The loan contract stipulates that repayment can be made in advance at any time, so in the first year of the loan, the user can repay in advance. The loan contract stipulates that the loan repayment time must be one year before advance repayment is allowed. In the first year of the loan, users cannot make early repayment. The repayment time must be one year before they can make early repayment. The loan contract will stipulate early repayment. Users can read the loan contract carefully.
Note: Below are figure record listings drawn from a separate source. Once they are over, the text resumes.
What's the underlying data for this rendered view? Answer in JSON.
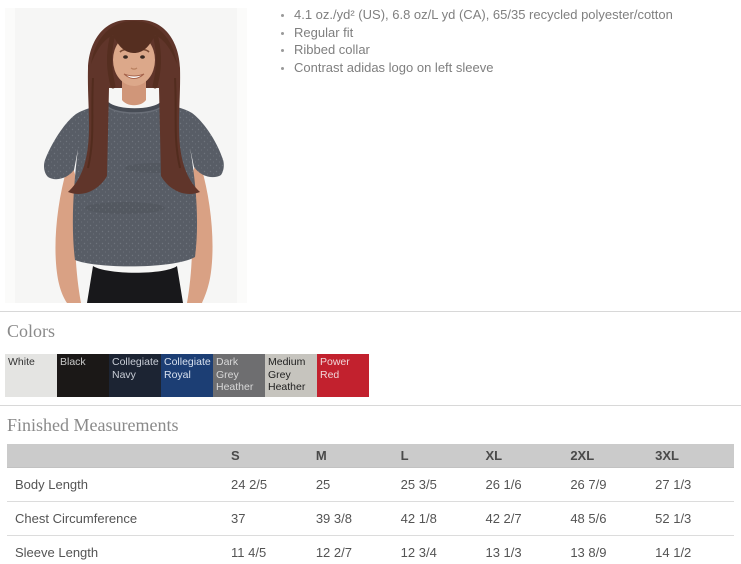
{
  "product": {
    "photo_description": "Female model wearing dark grey heather crew-neck t-shirt"
  },
  "features": [
    "4.1 oz./yd² (US), 6.8 oz/L yd (CA), 65/35 recycled polyester/cotton",
    "Regular fit",
    "Ribbed collar",
    "Contrast adidas logo on left sleeve"
  ],
  "colors": {
    "heading": "Colors",
    "swatches": [
      {
        "label": "White",
        "bg": "#e4e4e2",
        "text": "#333333",
        "heather": false
      },
      {
        "label": "Black",
        "bg": "#1b1817",
        "text": "#c9c9c9",
        "heather": false
      },
      {
        "label": "Collegiate Navy",
        "bg": "#1c2433",
        "text": "#c8cdd6",
        "heather": false
      },
      {
        "label": "Collegiate Royal",
        "bg": "#1c3e74",
        "text": "#d7e0ee",
        "heather": false
      },
      {
        "label": "Dark Grey Heather",
        "bg": "#6e6e70",
        "text": "#d8d8d8",
        "heather": "dark"
      },
      {
        "label": "Medium Grey Heather",
        "bg": "#c6c4be",
        "text": "#1e1e1e",
        "heather": "light"
      },
      {
        "label": "Power Red",
        "bg": "#c2212e",
        "text": "#f0d6d8",
        "heather": false
      }
    ]
  },
  "measurements": {
    "heading": "Finished Measurements",
    "columns": [
      "S",
      "M",
      "L",
      "XL",
      "2XL",
      "3XL"
    ],
    "rows": [
      {
        "label": "Body Length",
        "values": [
          "24 2/5",
          "25",
          "25 3/5",
          "26 1/6",
          "26 7/9",
          "27 1/3"
        ]
      },
      {
        "label": "Chest Circumference",
        "values": [
          "37",
          "39 3/8",
          "42 1/8",
          "42 2/7",
          "48 5/6",
          "52 1/3"
        ]
      },
      {
        "label": "Sleeve Length",
        "values": [
          "11 4/5",
          "12 2/7",
          "12 3/4",
          "13 1/3",
          "13 8/9",
          "14 1/2"
        ]
      }
    ]
  }
}
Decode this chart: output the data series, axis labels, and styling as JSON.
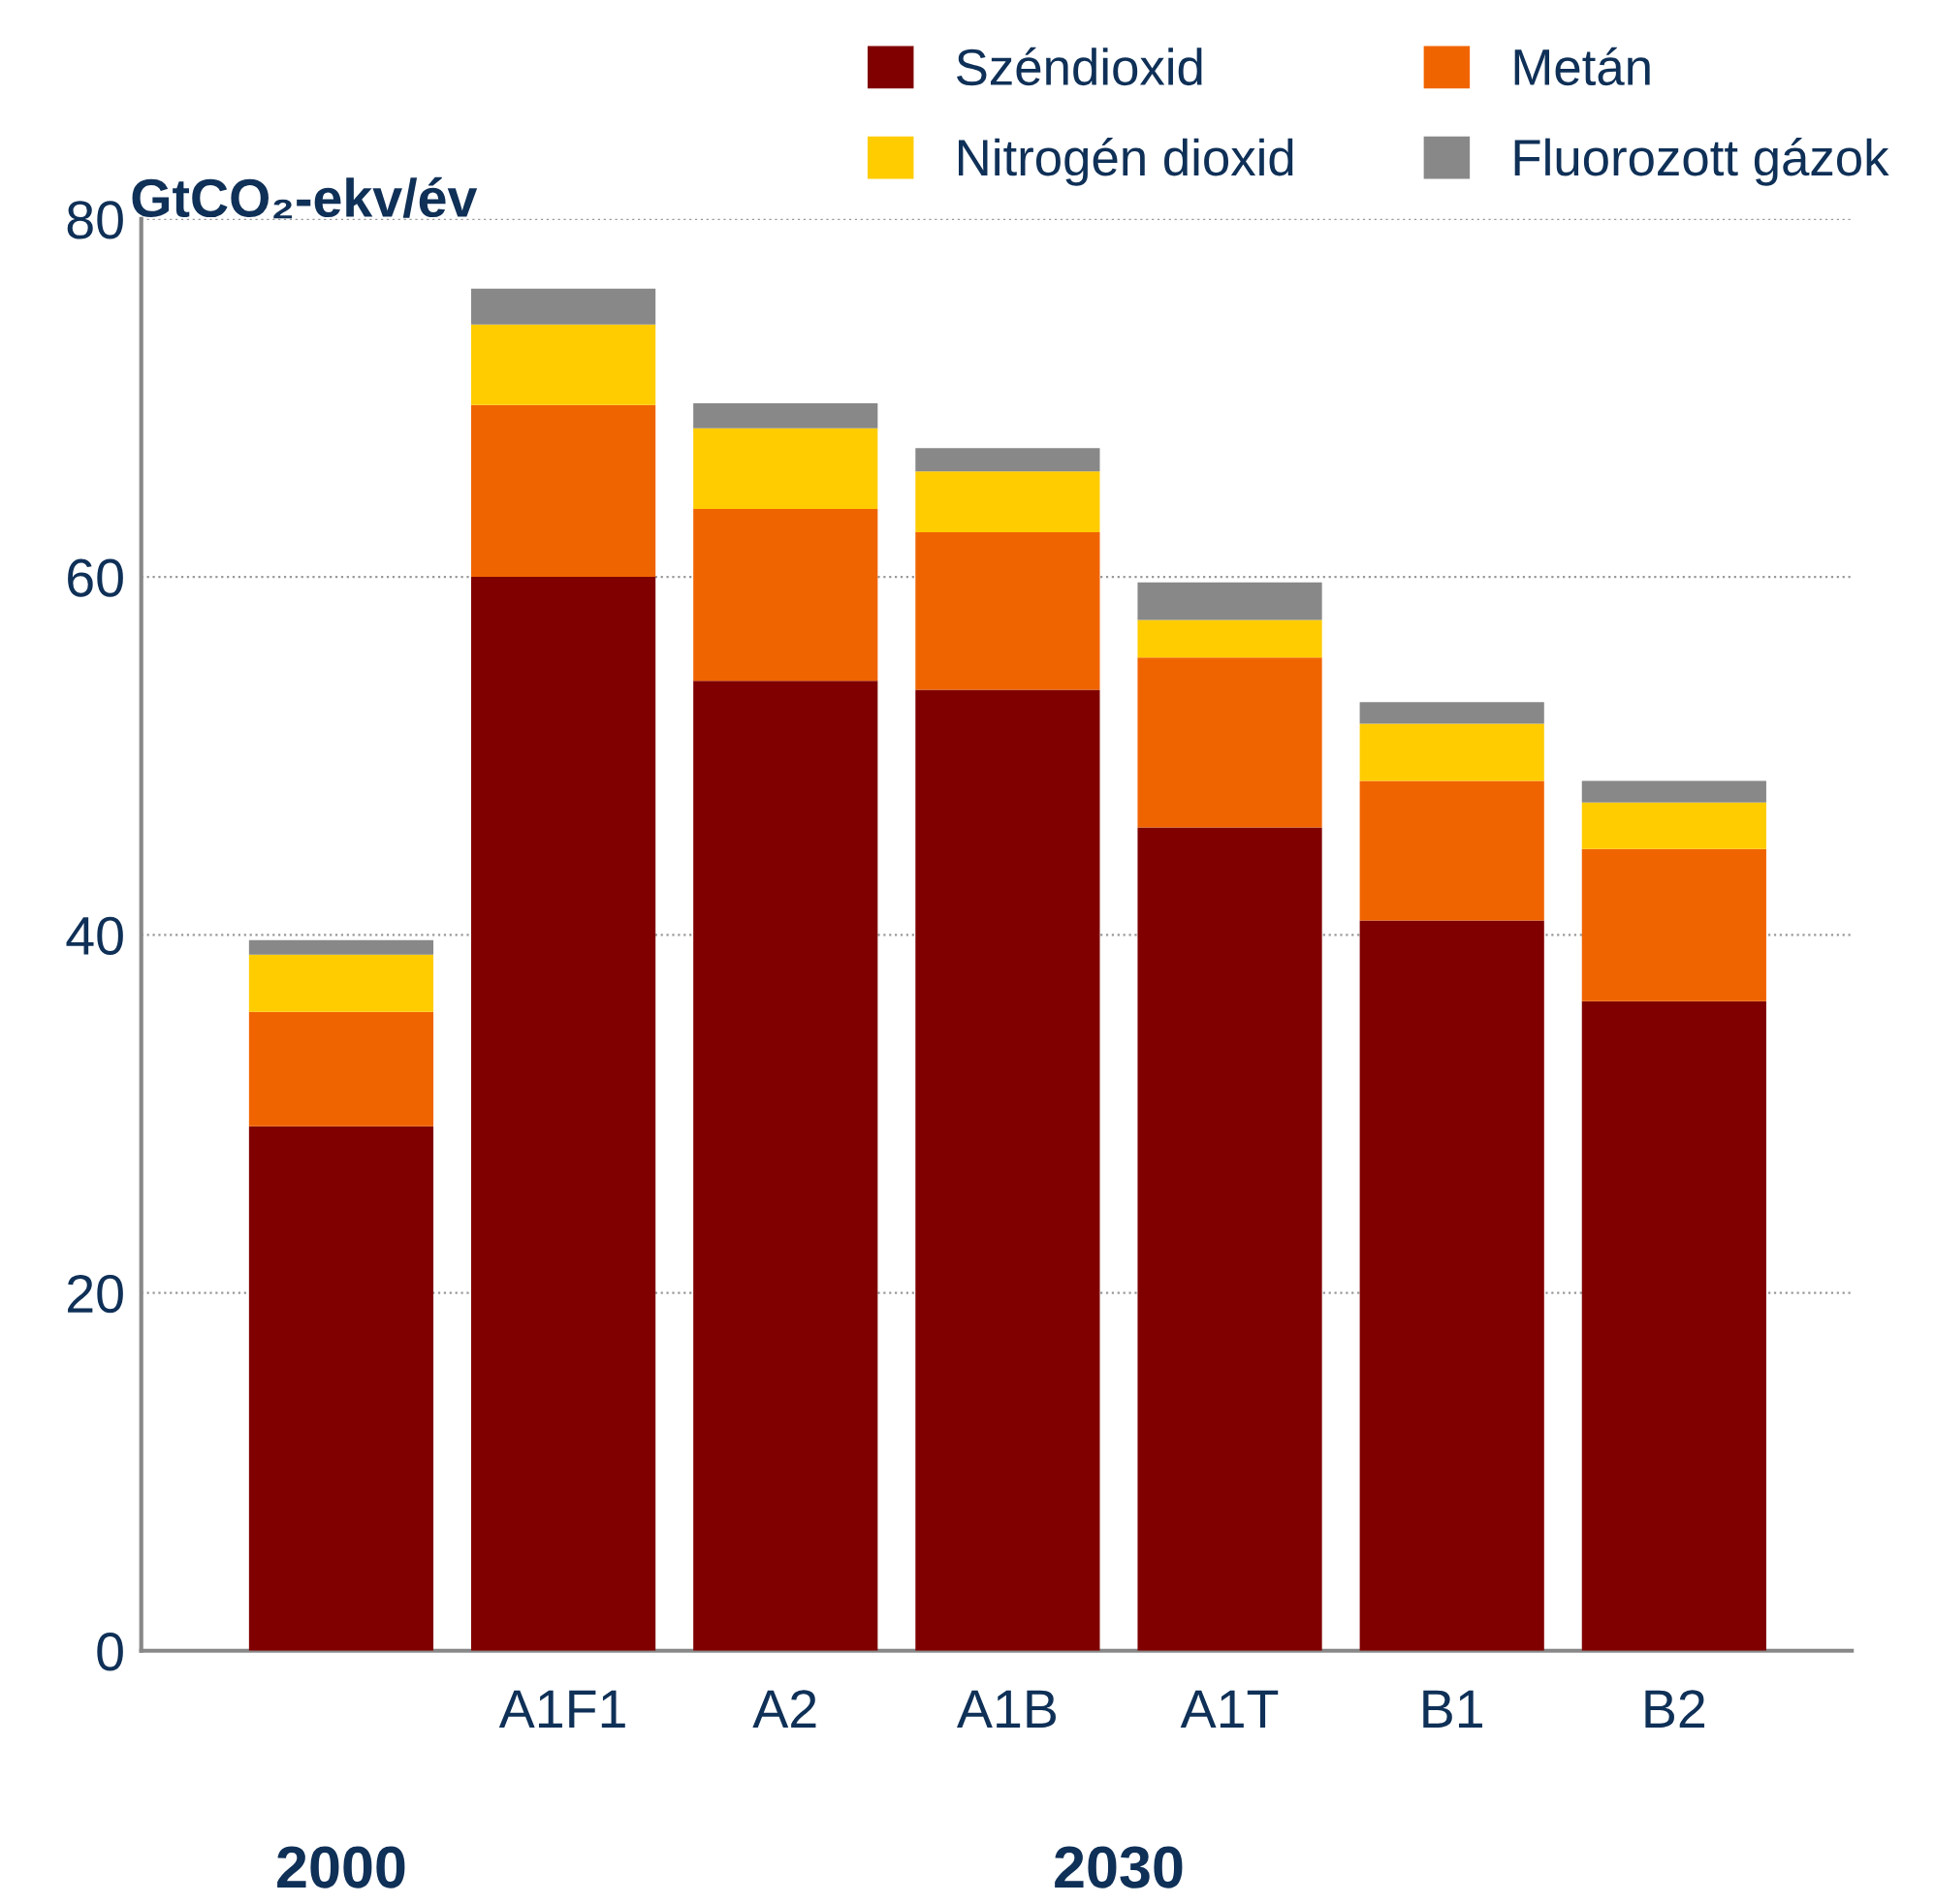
{
  "chart_data": {
    "type": "bar",
    "stacked": true,
    "ylabel": "GtCO₂-ekv/év",
    "categories": [
      null,
      "A1F1",
      "A2",
      "A1B",
      "A1T",
      "B1",
      "B2"
    ],
    "series": [
      {
        "name": "Széndioxid",
        "color": "#800000",
        "values": [
          29.3,
          60.0,
          54.2,
          53.7,
          46.0,
          40.8,
          36.3
        ]
      },
      {
        "name": "Metán",
        "color": "#f06400",
        "values": [
          6.4,
          9.6,
          9.6,
          8.8,
          9.5,
          7.8,
          8.5
        ]
      },
      {
        "name": "Nitrogén dioxid",
        "color": "#ffcc00",
        "values": [
          3.2,
          4.5,
          4.5,
          3.4,
          2.1,
          3.2,
          2.6
        ]
      },
      {
        "name": "Fluorozott gázok",
        "color": "#888888",
        "values": [
          0.8,
          2.0,
          1.4,
          1.3,
          2.1,
          1.2,
          1.2
        ]
      }
    ],
    "ylim": [
      0,
      80
    ],
    "yticks": [
      0,
      20,
      40,
      60,
      80
    ],
    "grid": "y",
    "legend": "top",
    "annotations": [
      "2000",
      "2030"
    ]
  }
}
As long as the contract agrees that the user can repay in advance at any time, the user can repay in advance in the first year of the loan.
Early repayment means that the borrower applies to the bank for early repayment of his/her loan part, and ensures that the loan in the previous month has not been overdue and that the loan of the current month is repaid; the loan part is repaid in one go according to the date specified by the bank. or partially paid off.
Premature loan repayment methods:
Premature loan repayment is generally divided into two methods: partial loan repayment in advance and full loan repayment in advance.
Depending on the repayment method, the borrower can choose a reduced mortgage term or a reduced mortgage amount. It is understood that most banks currently provide five ways to repay loans in advance for customers to choose from.
The first type is full early repayment, that is, the customer pays off the entire remaining loan at once. (There is no need to repay interest, but the interest paid will not be refunded)
The second type is partial early repayment, and the remaining monthly repayment amount of the loan remains unchanged and the repayment period is shortened. (Save more interest)
The third type is partial early repayment. The remaining loan will reduce the monthly repayment amount and keep the repayment period unchanged. (Reduces the monthly payment burden, but the degree of savings is lower than the second type)
The fourth type, partial early repayment, will reduce the monthly repayment amount of the remaining loan and shorten the repayment period. (Save more interest)
The fifth method is to keep the total principal of the remaining loan unchanged and only shorten the repayment period. (The monthly payment is increased and part of the interest is reduced, but it is relatively uneconomical)
Financial experts suggest that if you repay early, you should reduce the principal as much as possible and shorten the loan period so that you pay less interest.
Notes:
1. You must ask the requirements for early repayment
The borrower must repay the loan in advance for more than half a year, or even individually The bank requires that the loan has been repaid for more than one year. Banks generally require borrowers to submit written or telephone applications 15 working days in advance. Banks must review and approve the borrower's application for early repayment, so it usually takes about a month. In addition, various banks have different requirements for early repayment. For example, some banks stipulate that early repayment must be an integral multiple of 10,000, and some banks require a certain amount of liquidated damages.
2. Preparation of loan repayment documents in advance
If the borrower wants to repay the loan in advance, he or she must bring his or her ID card and loan contract to the borrower after applying by phone or in writing. The bank handles the approval procedures. If the borrower has paid off the entire balance, after the bank calculates the remaining loan amount, it will be easier for the borrower to deposit enough money to repay the loan early. If you are a customer or owner of a remortgage business, it is best to find a professional guarantee agency to do entrusted notarization to avoid the risk of the owner not buying the property after the owner repays the loan in advance or the owner using the down payment to help the owner pay off the balance, so that the owner’s price increases.
3. Don’t forget to surrender the guarantee and release the mortgage when repaying the loan in advance
After the lender settles the entire balance in advance, the bank will issue a settlement certificate, and the borrower will bring the loan settlement certificate issued by the bank. Bring the original certificate, original copy of the original policy and invoice, call the relevant insurance company and make an appointment to cancel the policy. When a borrower applies for a loan, the bank will register the mortgage. After the customer has settled the loan, he must not forget to release the mortgage. The borrower must bring the real estate certificate, settlement certificate and other mortgage rights certificates in the bank to the construction committee of each district to handle the mortgage release. In this way, your property can be said to be completely your own property.